Der Sturm ist auf der Durchreise. Seine Schritte sind schnell, sein Herz schlägt wild. Wenn er fort ist, wird die Welt nicht mehr die gleiche sein, auch wenn das niemand sehen wird, außer vielleicht den Kindern, den Irren und den Katzen.
Eigentlich bin ich nichts davon, auch wenn es Zeiten gibt, in denen ich mich wie eine Mischung aus allen dreien fühle. Meistens an einem Mittwoch, manchmal auch gestern, heute oder morgen. Das sind mitunter die besten und die schlechtesten Tage, gleichzeitig. Weil wundervoll und schrecklich genauso Händchen halten wie es Licht und Schatten tun.
Der Sturm weiß das, wie er alles weiß. Er schleudert seine Worte gegen Wände und Wintermäntel, und sein Lachen kitzelt Ohren, die vom Frühling träumen.
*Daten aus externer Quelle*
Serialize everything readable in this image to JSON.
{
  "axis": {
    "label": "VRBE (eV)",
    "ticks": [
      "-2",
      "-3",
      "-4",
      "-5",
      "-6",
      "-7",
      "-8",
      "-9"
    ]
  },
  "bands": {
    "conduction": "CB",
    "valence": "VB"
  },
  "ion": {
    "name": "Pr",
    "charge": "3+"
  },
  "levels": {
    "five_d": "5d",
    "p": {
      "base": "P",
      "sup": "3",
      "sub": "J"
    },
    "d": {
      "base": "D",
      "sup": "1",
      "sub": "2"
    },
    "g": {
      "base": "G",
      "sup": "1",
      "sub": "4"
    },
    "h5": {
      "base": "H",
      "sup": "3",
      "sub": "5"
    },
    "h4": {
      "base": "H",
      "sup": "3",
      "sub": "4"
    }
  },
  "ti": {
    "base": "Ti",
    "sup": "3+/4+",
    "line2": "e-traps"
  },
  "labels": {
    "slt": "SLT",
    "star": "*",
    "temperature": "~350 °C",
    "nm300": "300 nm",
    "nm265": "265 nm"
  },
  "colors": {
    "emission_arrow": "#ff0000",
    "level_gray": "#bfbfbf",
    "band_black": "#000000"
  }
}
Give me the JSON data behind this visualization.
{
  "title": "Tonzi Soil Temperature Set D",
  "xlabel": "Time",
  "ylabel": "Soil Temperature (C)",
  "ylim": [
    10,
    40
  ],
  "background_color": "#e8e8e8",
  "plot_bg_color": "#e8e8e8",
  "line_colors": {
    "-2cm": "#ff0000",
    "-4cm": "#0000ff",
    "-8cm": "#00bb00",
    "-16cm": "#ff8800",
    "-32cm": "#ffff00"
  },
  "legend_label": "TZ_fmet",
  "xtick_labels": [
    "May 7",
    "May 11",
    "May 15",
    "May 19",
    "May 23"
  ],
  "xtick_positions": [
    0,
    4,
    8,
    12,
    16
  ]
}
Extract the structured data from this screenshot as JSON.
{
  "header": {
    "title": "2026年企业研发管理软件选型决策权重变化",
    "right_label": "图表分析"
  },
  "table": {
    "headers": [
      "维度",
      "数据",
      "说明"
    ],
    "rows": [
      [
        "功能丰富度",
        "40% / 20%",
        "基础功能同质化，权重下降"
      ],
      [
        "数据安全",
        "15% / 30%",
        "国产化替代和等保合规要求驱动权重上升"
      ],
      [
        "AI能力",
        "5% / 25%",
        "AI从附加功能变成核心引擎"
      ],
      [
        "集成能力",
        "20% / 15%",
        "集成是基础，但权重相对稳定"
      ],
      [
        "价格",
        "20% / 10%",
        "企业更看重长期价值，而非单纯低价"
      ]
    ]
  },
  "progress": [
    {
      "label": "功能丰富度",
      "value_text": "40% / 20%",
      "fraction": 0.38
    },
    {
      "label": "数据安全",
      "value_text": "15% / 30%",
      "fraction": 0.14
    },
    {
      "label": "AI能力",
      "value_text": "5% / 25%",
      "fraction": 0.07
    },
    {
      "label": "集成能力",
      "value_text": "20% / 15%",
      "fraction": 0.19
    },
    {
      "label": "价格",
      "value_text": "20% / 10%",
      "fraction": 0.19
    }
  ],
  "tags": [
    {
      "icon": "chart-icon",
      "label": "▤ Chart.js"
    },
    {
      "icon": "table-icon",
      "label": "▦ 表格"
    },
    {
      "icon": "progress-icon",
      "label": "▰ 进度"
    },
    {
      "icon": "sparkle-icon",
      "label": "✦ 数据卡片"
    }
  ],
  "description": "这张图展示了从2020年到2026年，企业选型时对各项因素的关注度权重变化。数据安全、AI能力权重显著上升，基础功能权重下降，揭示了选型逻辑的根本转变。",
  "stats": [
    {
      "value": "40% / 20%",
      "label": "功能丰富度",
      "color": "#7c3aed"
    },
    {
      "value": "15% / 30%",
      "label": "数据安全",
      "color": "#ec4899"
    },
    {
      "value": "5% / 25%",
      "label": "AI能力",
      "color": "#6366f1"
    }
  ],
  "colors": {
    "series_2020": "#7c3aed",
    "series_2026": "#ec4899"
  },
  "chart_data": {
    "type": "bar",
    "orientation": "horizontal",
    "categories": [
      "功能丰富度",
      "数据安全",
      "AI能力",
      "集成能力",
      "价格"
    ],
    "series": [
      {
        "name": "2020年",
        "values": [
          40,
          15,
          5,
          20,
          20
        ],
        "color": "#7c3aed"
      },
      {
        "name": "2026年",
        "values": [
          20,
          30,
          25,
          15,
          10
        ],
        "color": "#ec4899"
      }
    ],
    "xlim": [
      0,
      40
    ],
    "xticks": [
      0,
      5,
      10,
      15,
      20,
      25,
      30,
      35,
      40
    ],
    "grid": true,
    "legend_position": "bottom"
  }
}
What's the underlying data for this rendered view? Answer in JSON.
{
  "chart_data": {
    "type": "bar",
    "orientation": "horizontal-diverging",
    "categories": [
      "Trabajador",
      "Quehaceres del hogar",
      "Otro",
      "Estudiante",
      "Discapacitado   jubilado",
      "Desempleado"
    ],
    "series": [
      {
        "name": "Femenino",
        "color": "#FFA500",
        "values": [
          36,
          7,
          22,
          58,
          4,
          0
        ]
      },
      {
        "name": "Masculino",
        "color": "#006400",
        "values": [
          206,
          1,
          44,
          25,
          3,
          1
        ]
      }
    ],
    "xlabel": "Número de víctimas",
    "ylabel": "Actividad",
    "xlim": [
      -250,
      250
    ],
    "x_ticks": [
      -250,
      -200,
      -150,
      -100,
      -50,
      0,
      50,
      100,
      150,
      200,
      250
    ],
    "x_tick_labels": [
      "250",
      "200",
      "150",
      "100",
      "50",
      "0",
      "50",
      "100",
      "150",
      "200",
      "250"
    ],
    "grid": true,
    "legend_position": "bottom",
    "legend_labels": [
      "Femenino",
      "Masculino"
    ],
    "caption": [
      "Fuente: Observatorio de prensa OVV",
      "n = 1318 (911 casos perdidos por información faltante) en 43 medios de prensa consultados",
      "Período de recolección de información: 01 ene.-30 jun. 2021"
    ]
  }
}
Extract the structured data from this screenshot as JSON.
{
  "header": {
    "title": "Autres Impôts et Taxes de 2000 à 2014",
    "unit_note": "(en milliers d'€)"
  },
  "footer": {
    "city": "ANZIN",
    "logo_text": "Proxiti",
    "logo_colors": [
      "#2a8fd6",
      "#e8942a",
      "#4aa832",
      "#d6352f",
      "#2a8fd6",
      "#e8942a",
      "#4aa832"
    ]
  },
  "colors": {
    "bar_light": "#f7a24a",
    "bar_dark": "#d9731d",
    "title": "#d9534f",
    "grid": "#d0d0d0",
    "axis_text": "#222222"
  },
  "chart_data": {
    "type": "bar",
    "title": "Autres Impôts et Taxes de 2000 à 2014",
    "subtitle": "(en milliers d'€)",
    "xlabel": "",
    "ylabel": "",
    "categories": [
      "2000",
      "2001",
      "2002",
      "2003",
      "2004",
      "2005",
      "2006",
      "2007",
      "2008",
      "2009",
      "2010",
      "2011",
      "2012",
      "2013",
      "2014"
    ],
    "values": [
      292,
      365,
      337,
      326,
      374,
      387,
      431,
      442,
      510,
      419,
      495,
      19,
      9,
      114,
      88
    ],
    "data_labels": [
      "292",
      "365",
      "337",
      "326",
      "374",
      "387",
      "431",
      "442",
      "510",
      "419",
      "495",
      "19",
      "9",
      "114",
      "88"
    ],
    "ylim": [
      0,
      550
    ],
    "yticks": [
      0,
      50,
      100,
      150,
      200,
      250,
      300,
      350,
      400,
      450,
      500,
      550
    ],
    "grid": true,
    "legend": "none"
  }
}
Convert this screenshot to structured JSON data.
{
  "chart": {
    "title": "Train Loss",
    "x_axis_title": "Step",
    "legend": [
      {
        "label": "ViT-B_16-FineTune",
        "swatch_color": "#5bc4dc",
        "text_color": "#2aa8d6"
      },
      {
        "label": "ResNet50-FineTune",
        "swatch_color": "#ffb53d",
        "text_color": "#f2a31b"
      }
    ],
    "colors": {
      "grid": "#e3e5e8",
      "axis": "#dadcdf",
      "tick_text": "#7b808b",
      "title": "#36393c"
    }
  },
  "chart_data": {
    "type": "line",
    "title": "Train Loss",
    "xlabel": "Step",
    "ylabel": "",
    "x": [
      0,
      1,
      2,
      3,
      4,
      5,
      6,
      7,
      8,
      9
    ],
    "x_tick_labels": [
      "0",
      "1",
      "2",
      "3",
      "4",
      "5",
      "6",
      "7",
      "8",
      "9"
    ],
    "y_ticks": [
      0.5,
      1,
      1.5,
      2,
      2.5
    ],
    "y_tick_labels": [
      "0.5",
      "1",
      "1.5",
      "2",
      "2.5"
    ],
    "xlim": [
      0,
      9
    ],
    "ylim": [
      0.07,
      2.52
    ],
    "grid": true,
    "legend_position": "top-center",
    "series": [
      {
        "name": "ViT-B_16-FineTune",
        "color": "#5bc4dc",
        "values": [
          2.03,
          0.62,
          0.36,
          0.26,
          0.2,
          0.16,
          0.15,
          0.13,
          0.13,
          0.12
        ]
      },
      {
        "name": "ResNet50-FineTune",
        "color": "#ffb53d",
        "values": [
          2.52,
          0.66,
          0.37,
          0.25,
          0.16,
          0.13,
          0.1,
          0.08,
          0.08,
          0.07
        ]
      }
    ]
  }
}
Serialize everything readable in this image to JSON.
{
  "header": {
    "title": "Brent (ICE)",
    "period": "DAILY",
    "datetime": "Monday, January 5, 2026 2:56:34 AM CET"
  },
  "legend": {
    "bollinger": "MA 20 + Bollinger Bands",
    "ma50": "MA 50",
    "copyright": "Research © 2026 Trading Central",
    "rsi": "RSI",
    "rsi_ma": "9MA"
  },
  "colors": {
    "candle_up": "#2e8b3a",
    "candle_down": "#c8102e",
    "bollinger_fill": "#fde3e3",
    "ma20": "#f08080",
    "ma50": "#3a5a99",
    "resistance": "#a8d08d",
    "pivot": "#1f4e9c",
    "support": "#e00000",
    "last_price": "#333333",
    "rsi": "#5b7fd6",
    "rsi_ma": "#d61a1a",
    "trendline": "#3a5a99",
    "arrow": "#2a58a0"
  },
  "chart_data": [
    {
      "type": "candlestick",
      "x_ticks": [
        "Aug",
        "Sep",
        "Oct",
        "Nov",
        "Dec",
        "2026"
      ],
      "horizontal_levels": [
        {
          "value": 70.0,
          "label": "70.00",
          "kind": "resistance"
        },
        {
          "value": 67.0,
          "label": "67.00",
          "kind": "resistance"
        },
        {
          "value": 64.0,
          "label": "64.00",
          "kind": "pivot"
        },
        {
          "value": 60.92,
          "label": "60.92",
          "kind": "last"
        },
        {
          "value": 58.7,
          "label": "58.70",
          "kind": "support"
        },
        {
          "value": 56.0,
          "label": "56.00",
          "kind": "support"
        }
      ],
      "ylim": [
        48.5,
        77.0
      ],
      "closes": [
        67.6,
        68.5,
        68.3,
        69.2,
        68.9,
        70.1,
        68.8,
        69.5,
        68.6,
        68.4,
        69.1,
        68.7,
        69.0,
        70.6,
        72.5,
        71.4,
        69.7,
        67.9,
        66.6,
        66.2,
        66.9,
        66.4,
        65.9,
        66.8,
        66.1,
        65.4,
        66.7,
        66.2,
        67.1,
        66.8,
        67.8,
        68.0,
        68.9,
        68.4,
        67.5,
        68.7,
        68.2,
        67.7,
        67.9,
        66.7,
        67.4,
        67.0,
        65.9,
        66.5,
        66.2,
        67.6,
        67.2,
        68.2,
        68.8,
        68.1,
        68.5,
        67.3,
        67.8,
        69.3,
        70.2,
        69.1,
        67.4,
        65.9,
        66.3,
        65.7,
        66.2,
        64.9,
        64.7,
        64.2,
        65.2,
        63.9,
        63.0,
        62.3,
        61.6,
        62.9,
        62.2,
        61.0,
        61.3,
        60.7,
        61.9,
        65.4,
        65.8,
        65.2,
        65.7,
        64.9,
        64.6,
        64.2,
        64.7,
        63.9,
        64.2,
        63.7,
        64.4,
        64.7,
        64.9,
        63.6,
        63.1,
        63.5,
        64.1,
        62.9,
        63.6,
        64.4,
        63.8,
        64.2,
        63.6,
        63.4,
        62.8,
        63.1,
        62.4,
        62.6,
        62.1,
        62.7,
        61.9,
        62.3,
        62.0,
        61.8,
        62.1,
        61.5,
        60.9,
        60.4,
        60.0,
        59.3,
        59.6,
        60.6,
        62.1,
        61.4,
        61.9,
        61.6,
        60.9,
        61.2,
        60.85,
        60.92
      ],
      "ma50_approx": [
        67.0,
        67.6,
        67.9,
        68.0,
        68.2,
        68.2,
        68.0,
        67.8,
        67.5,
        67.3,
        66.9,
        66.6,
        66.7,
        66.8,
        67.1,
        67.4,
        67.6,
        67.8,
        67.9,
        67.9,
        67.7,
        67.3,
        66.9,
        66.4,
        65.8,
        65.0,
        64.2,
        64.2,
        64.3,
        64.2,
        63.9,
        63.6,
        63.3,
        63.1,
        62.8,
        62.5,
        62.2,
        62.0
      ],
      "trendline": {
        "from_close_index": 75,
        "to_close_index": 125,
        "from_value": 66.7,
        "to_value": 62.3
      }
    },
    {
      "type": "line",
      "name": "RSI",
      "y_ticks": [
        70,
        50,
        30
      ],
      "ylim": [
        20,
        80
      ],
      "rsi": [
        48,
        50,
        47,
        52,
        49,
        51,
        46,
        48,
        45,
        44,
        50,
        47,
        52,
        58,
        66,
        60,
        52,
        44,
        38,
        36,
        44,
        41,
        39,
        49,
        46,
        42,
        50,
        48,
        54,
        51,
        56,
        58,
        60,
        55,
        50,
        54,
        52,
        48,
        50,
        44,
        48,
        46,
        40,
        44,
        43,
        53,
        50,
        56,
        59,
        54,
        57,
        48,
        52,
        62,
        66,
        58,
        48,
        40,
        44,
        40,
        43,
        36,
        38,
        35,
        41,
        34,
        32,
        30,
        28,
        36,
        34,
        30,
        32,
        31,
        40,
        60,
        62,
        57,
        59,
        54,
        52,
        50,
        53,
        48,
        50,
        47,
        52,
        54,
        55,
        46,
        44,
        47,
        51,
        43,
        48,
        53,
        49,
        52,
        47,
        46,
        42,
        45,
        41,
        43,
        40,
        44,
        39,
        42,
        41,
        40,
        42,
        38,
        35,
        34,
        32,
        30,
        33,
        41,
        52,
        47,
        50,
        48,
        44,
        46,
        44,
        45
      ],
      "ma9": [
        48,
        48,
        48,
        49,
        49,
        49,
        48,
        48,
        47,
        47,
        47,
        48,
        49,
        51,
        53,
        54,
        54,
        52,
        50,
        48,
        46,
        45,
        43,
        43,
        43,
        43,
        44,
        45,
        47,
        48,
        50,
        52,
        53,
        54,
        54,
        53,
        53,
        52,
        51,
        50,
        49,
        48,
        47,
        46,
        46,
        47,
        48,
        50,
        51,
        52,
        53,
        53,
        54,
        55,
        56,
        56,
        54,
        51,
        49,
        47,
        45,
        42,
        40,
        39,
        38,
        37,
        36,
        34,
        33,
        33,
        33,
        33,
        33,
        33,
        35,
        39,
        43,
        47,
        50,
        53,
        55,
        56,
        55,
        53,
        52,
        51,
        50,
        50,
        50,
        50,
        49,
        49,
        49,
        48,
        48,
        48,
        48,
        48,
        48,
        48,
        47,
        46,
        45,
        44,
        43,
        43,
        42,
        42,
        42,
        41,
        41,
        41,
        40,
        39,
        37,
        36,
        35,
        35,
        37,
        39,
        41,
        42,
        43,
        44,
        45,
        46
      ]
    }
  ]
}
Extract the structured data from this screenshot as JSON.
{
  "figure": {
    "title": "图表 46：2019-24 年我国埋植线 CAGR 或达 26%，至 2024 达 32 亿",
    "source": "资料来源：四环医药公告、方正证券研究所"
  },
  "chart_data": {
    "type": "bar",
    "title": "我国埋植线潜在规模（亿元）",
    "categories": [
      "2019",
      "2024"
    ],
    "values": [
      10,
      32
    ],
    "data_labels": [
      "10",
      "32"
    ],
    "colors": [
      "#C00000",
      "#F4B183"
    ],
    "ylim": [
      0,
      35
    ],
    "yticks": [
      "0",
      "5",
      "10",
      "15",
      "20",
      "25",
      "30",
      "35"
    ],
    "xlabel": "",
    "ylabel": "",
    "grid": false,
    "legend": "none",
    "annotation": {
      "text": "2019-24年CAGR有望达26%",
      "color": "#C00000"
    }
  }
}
Ich hülle mich von Kopf bis Fuß in Unterwäsche aus wärmster Wolle, damit ich gegen seine kalte Hand gerüstet bin, und dann liege ich auf Plätzen herum, an die ich nicht gehöre und warte darauf, dass mich jemand streichelt, weil man einen weichen Pelz einfach streicheln muss. Das habe ich mir, wie ihr euch denken könnt, von den Katzen abgeschaut.
Sogar der Sturm hält freundlich inne, doch er zögert nach mir zu greifen, vielleicht weil er bereits gebissen wurde, von Dingen, die weich wirken, aber mehr als nur ein bisschen kratzig sind.
Bald wird er weiterziehen. Ich winke wie ein Kind, das alleine an einem Bahnhof steht.
Zum Glück gibt es jemanden, der mich selbst dann streichelt, wenn ich mal an einem Mittwoch irre bin.